The different register allocation results from the lack of inlining.  Where the loop code inlined the call to the multiple-argument version of emplace_back(), the transform idiom’s single-argument version is retained as a function call in at Instruction  (highlighted).
In emplace_back(), the next available location is loaded into %rax, the values are stored indirectly through that register, and vec.end() is incremented.  For every copied value, this code incurs an extra subroutine call, an extra load from memory, and an extra store from memory.  Of these three, the subroutine call is likely the largest contributor to transform’s slower performance, as the memory references will consistently resolve to the L1 cache. All three would have been eliminated by inlining the function.
Conclusion
The simple structure of the char const * datatype allows the gcc optimizer to strut its stuff.  The code for both the loop and transform is simple and elegant, their respective algorithms pared to essentials.  For this case, the C++ metaprogramming facilities allow the Standard Template Library to fulfill its promise of an abstract notation that nonetheless can generate code precisely targeted to the provided type. The range for over a std::vector<std::pair> generates code as efficient as any C program directly iterating pointers.

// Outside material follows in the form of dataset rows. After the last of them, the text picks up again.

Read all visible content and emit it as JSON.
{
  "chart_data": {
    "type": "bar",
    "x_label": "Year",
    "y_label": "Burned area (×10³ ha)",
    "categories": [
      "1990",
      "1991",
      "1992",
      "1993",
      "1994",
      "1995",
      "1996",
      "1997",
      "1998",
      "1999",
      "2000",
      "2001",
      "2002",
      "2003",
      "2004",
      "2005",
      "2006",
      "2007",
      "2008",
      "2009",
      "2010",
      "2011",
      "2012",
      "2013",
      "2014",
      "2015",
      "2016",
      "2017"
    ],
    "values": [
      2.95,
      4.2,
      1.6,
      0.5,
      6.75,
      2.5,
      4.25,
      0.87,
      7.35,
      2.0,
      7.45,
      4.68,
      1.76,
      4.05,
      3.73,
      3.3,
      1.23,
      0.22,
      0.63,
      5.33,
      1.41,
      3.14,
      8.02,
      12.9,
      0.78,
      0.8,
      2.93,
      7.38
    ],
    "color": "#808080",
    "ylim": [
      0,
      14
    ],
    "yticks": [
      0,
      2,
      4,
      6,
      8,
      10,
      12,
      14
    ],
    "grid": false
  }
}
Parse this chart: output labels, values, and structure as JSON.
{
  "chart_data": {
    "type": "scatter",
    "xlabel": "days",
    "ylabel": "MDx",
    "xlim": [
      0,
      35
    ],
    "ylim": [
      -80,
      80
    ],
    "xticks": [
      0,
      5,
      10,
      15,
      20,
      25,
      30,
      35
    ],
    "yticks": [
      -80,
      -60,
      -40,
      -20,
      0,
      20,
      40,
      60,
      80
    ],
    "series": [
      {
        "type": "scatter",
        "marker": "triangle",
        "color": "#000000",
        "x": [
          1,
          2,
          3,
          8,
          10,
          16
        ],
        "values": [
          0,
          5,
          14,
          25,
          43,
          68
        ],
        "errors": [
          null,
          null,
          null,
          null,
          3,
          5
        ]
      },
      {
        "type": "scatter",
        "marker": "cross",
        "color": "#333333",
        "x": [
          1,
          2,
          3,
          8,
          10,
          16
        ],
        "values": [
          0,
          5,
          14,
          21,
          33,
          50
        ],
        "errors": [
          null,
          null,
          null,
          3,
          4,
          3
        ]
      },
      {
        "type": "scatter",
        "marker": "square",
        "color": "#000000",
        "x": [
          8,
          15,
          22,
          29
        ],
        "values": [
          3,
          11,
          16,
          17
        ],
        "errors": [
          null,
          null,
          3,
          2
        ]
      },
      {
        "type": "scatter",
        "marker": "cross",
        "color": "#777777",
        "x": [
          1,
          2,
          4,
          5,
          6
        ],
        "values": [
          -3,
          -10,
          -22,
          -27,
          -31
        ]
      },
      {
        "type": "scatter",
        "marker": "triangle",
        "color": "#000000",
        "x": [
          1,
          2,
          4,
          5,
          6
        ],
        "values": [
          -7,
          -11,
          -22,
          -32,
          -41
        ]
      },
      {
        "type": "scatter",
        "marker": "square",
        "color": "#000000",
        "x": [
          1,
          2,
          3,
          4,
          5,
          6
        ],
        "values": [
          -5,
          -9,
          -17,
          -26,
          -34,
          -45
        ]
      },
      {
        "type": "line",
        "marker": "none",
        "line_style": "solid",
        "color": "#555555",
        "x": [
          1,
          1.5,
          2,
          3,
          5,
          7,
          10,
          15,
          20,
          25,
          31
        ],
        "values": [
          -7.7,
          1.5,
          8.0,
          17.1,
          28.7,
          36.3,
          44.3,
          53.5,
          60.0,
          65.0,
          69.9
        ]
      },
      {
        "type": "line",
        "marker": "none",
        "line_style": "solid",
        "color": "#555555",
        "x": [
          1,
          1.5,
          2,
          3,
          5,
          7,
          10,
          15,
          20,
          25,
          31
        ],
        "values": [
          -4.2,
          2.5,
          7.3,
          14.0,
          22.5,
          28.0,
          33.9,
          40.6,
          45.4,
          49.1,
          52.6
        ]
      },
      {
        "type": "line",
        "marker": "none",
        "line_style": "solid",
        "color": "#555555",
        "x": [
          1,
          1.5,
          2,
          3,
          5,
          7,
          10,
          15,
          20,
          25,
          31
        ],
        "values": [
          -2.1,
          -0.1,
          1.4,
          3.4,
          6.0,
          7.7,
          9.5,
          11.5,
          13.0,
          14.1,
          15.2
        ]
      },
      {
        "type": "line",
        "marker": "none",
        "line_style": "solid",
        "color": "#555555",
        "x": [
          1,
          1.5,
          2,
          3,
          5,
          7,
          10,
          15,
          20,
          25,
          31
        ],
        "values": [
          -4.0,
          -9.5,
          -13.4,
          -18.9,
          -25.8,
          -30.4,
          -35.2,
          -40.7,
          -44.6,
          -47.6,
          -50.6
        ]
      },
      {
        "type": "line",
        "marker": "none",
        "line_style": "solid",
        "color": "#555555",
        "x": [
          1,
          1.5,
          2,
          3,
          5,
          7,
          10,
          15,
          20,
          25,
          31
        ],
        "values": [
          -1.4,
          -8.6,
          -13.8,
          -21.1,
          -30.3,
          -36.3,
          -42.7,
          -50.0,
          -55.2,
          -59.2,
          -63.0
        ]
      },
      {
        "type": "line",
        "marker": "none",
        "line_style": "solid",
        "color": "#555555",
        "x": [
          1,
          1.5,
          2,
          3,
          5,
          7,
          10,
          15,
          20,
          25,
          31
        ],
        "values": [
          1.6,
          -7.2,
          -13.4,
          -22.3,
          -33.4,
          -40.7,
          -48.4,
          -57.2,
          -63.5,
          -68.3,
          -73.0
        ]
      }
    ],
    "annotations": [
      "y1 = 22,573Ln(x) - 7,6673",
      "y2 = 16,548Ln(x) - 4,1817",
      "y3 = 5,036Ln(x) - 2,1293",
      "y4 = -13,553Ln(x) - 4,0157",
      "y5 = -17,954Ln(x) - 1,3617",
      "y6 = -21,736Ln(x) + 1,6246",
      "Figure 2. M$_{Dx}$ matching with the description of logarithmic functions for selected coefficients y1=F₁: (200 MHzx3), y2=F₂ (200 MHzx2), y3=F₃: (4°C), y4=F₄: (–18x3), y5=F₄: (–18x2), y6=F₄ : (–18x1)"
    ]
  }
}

Yet there remains a cost for a higher level of abstraction, the std::transform algorithm returning a std::optional temporary to a conditional output iterator. In this case, the optimizer did not inline the call to emplace_back() and the cost of that call appreciably slowed the resulting code. Even for this simple data type, the STL abstraction imposed a cost.